Rev. Bras. Saúde Mater. Infant. (Online) ; 21(4): 1035-1043, Oct.-Dec. 2021. tab, graf
Article in English | LILACS | ID: biblio-1360722

ABSTRACT

Abstract Objectives: to evaluate the nutritional status of iodine in pregnant adolescents, taking into account the increase in the demand for iodine during pregnancy and the absence of iodization strategies for this population. Methods: cross-sectional study conducted with 62 pregnant and 71 non-pregnant adolescents assisted in primary care. The nutritional status of iodine was determined by urinary samples. The iodine concentration in the consumed culinary salt was also evaluated. For the comparative analyses of categorical variables, the Chi-square test was used and for the continuous variables, the Kruskal-Wallis test, considering a 95% confidence interval (CI) and significance level of 5%. Results: the mean iodine concentration in household salt was 25.1 mg/kg (CI95%= 11.1-67.5 mg/kg), with higher mean content in culinary salt in the group of pregnant women (p<0.028).
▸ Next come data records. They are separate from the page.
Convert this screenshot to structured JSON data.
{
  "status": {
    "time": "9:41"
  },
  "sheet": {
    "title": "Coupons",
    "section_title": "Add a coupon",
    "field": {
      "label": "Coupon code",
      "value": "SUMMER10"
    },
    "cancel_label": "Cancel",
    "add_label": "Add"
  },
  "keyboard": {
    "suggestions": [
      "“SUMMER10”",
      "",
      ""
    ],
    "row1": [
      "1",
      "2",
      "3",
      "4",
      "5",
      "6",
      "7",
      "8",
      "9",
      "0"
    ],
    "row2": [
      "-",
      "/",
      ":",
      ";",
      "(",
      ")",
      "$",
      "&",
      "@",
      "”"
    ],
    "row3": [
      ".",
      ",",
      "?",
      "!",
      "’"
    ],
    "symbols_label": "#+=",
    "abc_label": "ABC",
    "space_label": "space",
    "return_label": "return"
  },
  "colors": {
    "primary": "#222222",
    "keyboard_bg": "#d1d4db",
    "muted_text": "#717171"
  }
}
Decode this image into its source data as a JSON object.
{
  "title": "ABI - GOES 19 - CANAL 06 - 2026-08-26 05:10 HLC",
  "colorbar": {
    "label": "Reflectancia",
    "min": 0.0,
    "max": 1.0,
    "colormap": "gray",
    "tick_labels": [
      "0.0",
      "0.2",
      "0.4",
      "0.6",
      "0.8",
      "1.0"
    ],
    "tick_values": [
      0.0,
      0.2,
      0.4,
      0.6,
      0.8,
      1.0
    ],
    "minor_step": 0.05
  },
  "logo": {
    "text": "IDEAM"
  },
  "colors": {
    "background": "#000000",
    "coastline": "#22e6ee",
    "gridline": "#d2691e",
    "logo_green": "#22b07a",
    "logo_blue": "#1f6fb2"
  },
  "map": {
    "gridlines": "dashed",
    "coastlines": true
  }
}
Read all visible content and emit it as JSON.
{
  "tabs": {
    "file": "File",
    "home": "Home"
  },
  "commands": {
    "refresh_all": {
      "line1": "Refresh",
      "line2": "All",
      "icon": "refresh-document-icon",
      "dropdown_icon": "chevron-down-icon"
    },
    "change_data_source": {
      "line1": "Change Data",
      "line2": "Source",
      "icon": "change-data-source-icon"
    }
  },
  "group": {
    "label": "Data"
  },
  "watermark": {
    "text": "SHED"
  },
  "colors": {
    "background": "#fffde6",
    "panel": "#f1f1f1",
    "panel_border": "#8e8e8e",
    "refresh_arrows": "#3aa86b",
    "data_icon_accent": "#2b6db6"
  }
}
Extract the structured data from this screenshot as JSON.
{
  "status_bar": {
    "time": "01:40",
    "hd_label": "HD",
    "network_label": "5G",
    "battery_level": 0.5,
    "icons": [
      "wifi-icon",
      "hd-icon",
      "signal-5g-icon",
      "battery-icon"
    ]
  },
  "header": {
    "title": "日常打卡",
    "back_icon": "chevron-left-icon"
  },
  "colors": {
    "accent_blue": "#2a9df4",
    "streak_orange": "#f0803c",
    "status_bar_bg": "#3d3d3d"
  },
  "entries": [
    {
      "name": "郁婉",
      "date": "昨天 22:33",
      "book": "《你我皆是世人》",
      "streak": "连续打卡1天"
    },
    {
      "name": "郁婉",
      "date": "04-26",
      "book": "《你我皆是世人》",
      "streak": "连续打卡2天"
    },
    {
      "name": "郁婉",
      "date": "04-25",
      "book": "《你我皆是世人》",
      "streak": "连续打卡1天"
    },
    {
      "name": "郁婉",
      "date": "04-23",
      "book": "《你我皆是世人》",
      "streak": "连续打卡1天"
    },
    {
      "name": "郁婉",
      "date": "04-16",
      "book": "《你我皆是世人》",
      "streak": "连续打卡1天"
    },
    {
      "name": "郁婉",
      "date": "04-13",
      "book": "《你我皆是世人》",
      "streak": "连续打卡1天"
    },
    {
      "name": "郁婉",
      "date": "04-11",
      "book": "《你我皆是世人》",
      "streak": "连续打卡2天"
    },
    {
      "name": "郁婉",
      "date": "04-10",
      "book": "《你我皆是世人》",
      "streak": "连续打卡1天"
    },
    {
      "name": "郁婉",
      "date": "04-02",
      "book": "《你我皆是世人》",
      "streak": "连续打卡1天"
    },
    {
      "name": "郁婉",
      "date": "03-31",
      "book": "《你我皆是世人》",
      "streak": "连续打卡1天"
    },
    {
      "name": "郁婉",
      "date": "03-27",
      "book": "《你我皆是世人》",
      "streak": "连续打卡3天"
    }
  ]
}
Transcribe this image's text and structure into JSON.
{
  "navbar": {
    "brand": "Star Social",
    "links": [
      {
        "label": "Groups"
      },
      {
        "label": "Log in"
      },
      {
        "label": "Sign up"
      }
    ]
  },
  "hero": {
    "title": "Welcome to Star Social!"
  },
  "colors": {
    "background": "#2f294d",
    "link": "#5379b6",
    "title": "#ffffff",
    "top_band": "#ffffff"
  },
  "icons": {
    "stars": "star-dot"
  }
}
Regarding the nutritional status of iodine, 71% of pregnant adolescents were deficient and 29% iodine-sufficient, with significant difference when compared to 38% of deficiency and 62% of sufficiency in the control group (p<0.001). Conclusions: there was an iodic deficiency among pregnant adolescents, even in the face of higher concentrations of iode in household salt, exposing a paradox between higher consumption and lower sufficiency in this group. Thus, it is suggested to consider iodine supplementation during pregnancy, seeking to minimize the effects of this deficiency on maternal and child health.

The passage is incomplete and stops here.